Investigating mobile elements in the mammalian genome

A Gates Cambridge Scholar has been awarded a prestigious fellowship at the University of Cambridge to carry out research into the role of mobile elements in the mammalian genome that can cause genetic diseases and cancer.

Rebecca Berrens [2012] has been awarded  the £300,000 Sir Henry Wellcome Fellowship which provides her with four years of funding for independent research at Cambridge University Cancer Research UK Cambridge Institute [CRUK-CI]. 

She says: "We commonly believe that genetic information in every cell of our body is the same. This is, however, only true for protein-coding genes, which make up 2% of the genome. In fact, 50% of the genome is comprised of transposable elements (TEs) which can change their genomic position. Due to such mobility, TEs can cause genetic diseases and cancer. While in most mature cells TEs are inactive, during early development, the very first embryonic cell divisions, TEs are very active.

"In my project, I will aim to understand the roles of TEs in cellular differentiation. I will develop experimental and analytical methods to investigate whether TEs are transcriptionally active in all or only a subpopulation of cells during embryonic development. These studies will reveal the molecular origins of mammalian development and could pave our way towards identification and treatment of diseases with genetic bases."

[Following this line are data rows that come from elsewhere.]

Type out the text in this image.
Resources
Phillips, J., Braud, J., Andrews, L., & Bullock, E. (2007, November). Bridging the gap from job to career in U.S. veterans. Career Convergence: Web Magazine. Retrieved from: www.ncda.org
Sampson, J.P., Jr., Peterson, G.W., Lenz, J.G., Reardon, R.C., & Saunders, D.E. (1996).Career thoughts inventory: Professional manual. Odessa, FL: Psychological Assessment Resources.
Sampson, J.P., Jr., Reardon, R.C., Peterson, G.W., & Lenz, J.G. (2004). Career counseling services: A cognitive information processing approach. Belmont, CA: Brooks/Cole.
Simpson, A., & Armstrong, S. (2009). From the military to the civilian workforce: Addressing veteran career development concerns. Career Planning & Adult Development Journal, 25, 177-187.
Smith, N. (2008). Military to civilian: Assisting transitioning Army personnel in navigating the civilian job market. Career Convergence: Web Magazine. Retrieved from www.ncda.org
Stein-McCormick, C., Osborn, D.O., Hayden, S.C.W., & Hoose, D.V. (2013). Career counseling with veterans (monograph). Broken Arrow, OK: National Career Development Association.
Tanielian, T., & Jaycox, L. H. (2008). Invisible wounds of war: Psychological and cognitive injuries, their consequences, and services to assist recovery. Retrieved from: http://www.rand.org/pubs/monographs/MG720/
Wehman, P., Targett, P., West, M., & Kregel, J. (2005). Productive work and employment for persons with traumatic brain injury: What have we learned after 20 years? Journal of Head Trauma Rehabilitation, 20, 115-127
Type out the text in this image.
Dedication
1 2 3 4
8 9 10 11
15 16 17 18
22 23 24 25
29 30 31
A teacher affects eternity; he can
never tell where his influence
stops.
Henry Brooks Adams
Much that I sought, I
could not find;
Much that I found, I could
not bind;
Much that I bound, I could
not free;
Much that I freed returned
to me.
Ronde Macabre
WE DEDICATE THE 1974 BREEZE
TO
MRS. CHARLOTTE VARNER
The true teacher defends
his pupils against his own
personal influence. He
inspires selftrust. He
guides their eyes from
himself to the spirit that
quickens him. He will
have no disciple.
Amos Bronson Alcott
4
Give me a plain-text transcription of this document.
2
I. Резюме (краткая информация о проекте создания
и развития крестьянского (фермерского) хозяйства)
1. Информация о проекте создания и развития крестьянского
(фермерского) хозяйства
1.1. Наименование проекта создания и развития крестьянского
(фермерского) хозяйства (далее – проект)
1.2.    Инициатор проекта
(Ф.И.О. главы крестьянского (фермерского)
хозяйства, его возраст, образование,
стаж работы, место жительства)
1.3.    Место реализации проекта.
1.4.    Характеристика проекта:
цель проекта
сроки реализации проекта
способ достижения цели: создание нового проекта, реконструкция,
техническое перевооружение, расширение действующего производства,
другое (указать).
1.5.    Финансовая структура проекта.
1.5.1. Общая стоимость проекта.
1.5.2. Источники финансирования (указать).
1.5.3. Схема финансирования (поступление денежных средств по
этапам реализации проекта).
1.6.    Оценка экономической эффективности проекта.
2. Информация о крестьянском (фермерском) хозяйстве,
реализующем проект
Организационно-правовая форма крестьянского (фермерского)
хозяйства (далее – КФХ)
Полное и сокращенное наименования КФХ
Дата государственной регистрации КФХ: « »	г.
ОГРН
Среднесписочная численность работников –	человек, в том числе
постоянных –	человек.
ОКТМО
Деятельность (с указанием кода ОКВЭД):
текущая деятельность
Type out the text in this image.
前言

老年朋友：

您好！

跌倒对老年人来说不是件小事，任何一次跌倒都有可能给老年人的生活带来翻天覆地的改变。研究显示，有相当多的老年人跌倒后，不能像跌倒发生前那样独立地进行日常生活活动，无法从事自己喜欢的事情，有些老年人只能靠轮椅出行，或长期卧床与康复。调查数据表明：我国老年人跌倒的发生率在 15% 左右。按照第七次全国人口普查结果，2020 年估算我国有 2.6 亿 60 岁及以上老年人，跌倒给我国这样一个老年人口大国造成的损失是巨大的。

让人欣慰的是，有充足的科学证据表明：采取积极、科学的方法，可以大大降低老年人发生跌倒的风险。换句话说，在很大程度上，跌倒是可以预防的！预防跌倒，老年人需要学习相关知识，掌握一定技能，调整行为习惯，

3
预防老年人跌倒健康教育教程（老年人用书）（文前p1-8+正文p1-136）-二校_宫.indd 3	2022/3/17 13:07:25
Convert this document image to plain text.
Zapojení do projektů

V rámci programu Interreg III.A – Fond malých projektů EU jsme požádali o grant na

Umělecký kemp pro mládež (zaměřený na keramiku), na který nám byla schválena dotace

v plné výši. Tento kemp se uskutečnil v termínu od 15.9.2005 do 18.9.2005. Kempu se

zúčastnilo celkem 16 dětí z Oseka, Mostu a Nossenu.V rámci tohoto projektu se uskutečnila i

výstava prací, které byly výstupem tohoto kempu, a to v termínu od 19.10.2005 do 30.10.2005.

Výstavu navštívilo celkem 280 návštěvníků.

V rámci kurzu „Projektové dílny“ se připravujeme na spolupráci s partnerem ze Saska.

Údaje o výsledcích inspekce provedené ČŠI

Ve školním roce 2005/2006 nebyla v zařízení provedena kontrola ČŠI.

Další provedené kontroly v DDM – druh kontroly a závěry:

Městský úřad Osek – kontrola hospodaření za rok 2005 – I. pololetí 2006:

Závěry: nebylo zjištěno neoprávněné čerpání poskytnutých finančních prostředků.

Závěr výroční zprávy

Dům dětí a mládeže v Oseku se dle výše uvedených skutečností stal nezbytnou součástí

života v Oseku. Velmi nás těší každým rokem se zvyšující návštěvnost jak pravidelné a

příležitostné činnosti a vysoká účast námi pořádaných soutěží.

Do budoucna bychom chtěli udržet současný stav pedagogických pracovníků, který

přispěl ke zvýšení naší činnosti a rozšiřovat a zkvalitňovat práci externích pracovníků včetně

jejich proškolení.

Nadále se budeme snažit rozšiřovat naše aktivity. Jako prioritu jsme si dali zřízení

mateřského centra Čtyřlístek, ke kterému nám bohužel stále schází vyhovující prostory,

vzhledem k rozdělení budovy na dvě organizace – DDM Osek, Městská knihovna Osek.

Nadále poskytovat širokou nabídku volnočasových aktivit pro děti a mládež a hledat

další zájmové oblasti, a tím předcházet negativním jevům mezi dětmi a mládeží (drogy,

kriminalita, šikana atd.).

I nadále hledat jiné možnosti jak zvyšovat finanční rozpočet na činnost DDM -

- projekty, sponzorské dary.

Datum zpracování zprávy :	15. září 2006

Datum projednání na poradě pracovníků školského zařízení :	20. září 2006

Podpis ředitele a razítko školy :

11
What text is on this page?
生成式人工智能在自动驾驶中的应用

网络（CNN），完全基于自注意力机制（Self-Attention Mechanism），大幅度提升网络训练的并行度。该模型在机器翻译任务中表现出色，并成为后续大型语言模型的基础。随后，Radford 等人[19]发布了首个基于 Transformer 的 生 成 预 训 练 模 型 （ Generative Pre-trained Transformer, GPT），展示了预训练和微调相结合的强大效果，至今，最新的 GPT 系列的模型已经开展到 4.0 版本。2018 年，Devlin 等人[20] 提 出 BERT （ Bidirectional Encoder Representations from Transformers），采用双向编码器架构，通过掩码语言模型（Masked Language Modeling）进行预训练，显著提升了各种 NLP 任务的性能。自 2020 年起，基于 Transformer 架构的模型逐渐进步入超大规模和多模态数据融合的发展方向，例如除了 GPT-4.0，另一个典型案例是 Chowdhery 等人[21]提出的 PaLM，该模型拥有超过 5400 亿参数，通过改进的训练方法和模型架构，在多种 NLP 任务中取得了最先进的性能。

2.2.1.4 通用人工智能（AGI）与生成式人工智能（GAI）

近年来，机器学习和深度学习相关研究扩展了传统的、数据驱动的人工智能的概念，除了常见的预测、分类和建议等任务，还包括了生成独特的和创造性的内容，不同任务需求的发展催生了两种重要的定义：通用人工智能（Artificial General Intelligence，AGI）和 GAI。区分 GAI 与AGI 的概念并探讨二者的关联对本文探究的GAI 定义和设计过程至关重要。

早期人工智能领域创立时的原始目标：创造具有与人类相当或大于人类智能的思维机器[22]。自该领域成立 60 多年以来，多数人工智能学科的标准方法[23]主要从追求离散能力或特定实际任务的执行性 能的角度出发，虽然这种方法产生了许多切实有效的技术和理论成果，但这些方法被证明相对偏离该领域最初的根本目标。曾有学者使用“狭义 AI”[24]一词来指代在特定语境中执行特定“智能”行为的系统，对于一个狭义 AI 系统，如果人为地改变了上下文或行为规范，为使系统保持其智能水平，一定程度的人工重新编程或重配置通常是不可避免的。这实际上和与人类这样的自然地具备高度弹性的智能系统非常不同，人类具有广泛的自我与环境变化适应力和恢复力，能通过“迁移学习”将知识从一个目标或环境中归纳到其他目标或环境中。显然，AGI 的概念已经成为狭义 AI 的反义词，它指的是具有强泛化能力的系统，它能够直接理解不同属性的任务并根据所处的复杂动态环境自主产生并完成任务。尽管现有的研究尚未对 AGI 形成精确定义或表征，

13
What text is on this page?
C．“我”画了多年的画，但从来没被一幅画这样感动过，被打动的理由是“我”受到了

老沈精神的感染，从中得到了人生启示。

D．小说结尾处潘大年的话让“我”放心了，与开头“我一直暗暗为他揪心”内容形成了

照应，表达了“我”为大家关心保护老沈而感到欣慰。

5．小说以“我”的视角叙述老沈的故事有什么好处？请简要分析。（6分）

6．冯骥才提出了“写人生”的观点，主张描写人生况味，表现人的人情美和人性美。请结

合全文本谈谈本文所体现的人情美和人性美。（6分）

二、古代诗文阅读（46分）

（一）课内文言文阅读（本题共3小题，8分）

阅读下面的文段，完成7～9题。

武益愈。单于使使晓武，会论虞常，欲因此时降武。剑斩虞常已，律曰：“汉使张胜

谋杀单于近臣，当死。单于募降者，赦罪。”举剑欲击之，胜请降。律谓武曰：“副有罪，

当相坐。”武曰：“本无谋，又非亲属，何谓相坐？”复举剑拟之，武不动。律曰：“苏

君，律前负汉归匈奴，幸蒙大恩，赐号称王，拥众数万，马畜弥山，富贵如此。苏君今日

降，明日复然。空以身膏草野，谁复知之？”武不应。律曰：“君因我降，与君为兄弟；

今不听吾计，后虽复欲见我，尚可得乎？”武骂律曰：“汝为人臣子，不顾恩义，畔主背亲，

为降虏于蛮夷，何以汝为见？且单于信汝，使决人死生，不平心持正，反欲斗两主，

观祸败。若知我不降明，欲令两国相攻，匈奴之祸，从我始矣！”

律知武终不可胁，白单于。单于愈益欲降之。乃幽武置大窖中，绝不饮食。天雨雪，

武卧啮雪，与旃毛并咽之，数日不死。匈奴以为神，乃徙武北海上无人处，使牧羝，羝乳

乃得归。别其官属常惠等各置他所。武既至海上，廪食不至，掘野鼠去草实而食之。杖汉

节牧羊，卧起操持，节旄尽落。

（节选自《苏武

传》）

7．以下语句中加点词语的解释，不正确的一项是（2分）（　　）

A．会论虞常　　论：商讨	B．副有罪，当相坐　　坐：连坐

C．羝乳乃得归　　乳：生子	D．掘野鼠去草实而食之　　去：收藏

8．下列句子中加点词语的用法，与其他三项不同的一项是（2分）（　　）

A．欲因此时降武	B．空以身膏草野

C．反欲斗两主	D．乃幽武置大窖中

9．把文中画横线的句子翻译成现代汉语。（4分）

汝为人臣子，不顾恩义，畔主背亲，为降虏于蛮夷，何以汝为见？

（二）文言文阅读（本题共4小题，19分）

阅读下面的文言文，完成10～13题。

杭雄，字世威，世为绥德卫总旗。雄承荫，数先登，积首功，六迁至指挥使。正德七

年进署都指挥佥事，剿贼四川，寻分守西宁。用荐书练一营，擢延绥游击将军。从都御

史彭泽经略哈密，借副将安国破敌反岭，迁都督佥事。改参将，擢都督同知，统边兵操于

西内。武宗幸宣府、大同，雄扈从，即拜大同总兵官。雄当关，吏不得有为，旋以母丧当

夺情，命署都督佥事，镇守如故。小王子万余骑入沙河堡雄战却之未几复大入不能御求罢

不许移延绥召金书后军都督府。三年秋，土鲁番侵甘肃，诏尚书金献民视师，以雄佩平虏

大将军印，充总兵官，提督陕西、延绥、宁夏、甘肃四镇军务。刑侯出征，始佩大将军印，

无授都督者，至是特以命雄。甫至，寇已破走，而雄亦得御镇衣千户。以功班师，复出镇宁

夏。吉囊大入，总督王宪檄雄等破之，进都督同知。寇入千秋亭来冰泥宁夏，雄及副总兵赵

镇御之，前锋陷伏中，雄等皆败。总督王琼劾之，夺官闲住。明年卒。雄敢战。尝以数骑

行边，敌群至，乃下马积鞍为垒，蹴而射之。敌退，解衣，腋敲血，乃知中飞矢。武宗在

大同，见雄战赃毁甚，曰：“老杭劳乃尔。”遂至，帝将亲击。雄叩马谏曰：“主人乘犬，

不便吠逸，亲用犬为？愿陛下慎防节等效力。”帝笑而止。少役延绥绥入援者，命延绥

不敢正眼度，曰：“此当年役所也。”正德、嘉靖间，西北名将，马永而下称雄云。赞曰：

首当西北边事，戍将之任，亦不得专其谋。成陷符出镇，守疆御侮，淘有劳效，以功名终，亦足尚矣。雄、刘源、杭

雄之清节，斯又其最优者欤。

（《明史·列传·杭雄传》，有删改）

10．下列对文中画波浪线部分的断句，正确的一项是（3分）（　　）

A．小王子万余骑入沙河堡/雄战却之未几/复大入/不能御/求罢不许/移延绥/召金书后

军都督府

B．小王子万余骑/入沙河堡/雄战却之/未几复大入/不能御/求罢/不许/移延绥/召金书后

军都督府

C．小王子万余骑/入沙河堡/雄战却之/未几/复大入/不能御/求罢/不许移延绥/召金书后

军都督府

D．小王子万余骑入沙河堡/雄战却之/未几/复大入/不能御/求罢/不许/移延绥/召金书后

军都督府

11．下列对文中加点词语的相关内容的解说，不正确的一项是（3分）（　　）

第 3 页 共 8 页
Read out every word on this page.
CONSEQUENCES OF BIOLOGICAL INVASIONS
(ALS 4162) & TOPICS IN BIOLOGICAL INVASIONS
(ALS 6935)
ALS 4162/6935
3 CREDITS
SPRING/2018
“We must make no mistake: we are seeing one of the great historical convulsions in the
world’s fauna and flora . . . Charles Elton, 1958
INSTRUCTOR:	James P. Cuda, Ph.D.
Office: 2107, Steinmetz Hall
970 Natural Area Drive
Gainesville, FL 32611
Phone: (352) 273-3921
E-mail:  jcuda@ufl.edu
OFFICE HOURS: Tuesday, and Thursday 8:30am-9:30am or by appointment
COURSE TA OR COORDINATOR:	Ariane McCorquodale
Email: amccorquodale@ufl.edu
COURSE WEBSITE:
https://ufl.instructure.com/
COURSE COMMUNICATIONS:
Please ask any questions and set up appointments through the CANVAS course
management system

The fellowship begins in February and the research builds on Rebecca's current work in CRUK-CI where she has been a postdoctoral researcher since July 2017 in the lab of John Marioni and has been learning and developing single cell RNAseq analysis focusing on long read sequencing technologies.

During her PhD, for which she received a Gates Cambridge Scholarship, Rebecca studied how the genome controls transposable elements during early mammalian development by so-called epigenetic modifications and small RNAs. In particular she investigated how transposable elements (TEs) are controlled by epigenetic modifications during early development. She focused on small RNAs as primary silencers of TE expression during global demethylation. Her research showed, for the first time, the interplay of different epigenetic players and the diversity of regulation of TE expression in a time-resolved manner. It was published in the journal Cell Stem Cell in 2017. 

She says: "The Sir Henry Wellcome Fellowship allows me to combine my knowledge I acquired during my PhD, studying Transposable Elements in early development, and the computational knowledge on single-cell RNA-seq analysis I have acquired in the short postdoc stay in the Marioni lab to study how transposable elements control the genome during early mammalian development.

"This Fellowship will provide me with independence to achieve my long-term goal of establishing a UK-based interdisciplinary research group focused on disentangling the role of TEs in cell fate decisions."